LD varies across human populations, however, with populations that possess a greater diversity of haplotypes having a lower probability that a genotype at one site on the genome will be informative about other nearby sites. In parallel with the decrease in genetic diversity with increasing distance from Africa, a decrease in haplotype diversity and a concomitant increase in LD exist with increasing distance from Africa (Conrad et al. 2006; Jakobsson et al. 2008; Li et al. 2008). This pattern has had the consequence that sets of tag SNPs used in early GWA studies are less successful in tagging genetic variants in low-LD African populations at the source of the serial founder human expansion (Figure 2), generating reduced potential for uncovering disease associations in these groups (Conrad et al. 2006; Debakker et al. 2006). The problem has persisted as tag-SNP approaches have been replaced with genotype imputation studies, which rely on LD to impute unmeasured genotypes that can be tested for disease association in a similar manner to genotypes that have actually been measured: low-LD African populations generate lower imputation accuracy (Huang et al. 2009, 2011).
The heterogeneity in genetic diversity, as reflected in the low LD for African populations and its consequences in generating relatively low tag-SNP “portability” and genotype imputation accuracy, has rendered African genomes comparatively less well suited to GWA studies based on LD. Partly as a result of this phenomenon, GWA studies have been implemented unevenly across human populations, generating concerns that the benefits of human genetics research will not accrue equally in different groups (Need and Goldstein 2009; Rosenberg et al. 2010; Bustamante et al. 2011). Most GWA studies have focused on populations of European ancestry, and other populations have been underrepresented, quite dramatically in some cases.
Differences in genetic diversity that have influenced GWA studies have interacted with sociological factors in the scientific community that have also prioritized the use of European samples (Rosenberg et al. 2010; Teo et al. 2010). Because GWA studies are expensive, early studies focused on a small number of populations for which shared sets of genomic resources—standardized marker panels, shared controls, and shared databases of densely genotyped samples with deep characterization of genetic variation—could be generated. Well-developed networks of investigators in countries of Europe and North America with the resources to conduct GWA studies generally had easiest access to patient populations of European descent, further contributing to an emphasis on these populations in early studies. Though the incorporation of non-European populations has increased, initial inequalities across populations in GWA representation have persisted because subsequent investigations continue to build on patient populations, funded projects, and researcher networks from earlier studies (Burchard 2014).

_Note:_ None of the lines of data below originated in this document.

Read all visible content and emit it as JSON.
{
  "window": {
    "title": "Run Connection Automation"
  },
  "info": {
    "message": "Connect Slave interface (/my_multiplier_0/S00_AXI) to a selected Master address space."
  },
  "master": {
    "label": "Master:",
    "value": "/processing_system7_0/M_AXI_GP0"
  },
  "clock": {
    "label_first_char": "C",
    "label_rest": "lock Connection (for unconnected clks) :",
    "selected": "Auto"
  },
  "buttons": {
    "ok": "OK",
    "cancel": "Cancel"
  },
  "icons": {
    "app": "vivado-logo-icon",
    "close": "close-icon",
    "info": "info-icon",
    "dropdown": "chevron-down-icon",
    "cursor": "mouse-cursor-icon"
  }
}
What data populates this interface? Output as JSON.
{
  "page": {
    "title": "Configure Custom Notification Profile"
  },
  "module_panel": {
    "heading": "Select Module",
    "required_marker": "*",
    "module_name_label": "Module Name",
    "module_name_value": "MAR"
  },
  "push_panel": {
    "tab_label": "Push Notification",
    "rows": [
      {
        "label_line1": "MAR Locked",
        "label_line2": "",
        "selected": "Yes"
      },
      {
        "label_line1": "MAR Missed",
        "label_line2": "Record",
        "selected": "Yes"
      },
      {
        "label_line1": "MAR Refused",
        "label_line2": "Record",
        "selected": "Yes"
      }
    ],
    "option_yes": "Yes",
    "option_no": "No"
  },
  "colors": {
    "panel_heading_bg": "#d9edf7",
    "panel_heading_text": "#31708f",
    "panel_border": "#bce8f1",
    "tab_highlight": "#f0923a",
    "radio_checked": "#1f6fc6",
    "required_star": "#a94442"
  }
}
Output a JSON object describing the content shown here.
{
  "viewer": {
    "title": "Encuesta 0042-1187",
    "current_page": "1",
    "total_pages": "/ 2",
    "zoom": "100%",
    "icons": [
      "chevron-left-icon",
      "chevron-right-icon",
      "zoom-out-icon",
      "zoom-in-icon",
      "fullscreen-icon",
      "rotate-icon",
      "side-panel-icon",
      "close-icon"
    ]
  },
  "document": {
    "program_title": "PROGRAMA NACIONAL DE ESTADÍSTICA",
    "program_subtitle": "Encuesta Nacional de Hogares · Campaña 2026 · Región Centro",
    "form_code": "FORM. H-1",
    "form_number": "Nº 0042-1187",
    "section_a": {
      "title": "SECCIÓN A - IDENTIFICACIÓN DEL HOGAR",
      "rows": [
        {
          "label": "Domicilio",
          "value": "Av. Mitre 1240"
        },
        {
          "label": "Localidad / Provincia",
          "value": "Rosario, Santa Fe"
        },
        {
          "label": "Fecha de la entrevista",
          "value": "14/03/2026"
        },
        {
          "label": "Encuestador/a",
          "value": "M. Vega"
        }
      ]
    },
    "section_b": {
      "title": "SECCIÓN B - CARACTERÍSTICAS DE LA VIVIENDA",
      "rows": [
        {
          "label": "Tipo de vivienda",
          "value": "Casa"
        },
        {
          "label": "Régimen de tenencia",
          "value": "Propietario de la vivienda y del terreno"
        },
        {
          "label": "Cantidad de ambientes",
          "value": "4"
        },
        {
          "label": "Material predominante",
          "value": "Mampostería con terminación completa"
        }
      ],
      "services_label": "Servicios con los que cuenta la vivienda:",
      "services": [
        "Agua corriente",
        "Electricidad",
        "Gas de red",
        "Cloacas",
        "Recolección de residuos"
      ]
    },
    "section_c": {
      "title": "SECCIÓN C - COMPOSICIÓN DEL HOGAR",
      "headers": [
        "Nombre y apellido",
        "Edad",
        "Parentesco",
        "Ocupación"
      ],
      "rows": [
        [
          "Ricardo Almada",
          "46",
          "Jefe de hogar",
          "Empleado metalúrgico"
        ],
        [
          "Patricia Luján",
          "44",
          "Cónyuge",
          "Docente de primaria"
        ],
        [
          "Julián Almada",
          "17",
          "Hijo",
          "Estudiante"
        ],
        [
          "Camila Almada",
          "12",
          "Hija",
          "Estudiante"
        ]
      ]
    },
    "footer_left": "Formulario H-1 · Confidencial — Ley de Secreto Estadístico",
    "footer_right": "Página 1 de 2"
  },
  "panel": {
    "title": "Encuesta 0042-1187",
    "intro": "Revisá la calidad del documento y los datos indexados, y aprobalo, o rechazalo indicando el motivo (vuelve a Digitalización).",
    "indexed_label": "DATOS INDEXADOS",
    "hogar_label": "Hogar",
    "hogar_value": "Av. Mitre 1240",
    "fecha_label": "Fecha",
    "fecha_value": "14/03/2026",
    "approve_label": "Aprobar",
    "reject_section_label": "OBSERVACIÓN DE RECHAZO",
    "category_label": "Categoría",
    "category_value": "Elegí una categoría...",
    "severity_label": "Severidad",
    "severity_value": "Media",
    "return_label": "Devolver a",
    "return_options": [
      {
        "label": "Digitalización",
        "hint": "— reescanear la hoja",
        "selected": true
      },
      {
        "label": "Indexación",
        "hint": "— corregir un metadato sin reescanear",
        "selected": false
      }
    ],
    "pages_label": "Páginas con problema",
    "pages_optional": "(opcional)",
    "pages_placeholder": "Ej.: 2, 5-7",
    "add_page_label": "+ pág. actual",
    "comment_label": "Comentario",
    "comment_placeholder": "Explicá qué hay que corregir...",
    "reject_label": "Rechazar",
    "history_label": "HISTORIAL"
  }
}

This interaction of a form of genetic diversity and societal variables in the structure of the scientific research enterprise has led to a situation in which one estimate recorded 96% of GWA subjects as having European ancestry (Bustamante et al. 2011). Though this disparity has a basis partly in variation in access to populations generated by the structure of scientific collaboration networks and the distribution of research funding, it has been exacerbated by considerations of genetic diversity; indeed, a feedback loop exists between differences in societal variables and genetic diversity phenomena because initial differences among populations in practical and technical feasibility have contributed to overemphasis on European populations in developing technical capabilities, making further European overrepresentation enticing to researchers and funding panels. In parallel with the variation across populations observed in the familial identification and bone marrow transplantation scenarios, a consequential practical difference across populations in representation in genomic studies arises from the interaction of genetic diversity with social factors.
An Effect of Genetic Diversity on Economic Development?
We have described three examples that each involve an interaction of differences in genetic diversity with population differences in society to produce a difference in an important phenomenon—false-positive matches in forensic genetics, match probabilities in transplantation, and research efforts in GWA studies. Each of these settings involves a problem that is fundamentally biological—DNA-based identification, transplantation, and genetics of disease. In each setting, principles from population-genetic theory in which aspects of genetic diversity feature prominently underlie the contribution of genetic diversity: theories of forensic and transplantation matching explicitly produce an inverse relationship between match probabilities and genetic diversity, and GWA statistics rely on models of the decay of genetic diversity and production of LD during human migrations. When genetic diversity appears as a variable in a context in which no similar theory exists, in which theoretical constructs are drawn from outside population genetics, is genetic diversity similarly important? How far do implications of genetic diversity extend for societal phenomena, in scenarios that a priori have no evident connection to biology? We have reexamined the study of Ashraf and Galor (2013) to evaluate their hypothesis that genetic diversity is a key determinant of economic development.
Economic development
Ashraf and Galor (2013) advanced the claim that genetic diversity levels have had a persistent long-term effect on comparative economic development. They argued that genetic diversity at the high and low extremes—characteristic of African and Native American populations, respectively—has been detrimental for development, whereas the intermediate genetic diversity of European and Asian populations has, however, facilitated development. In other words, economic development has a “hump-shaped” negative quadratic relationship with genetic diversity.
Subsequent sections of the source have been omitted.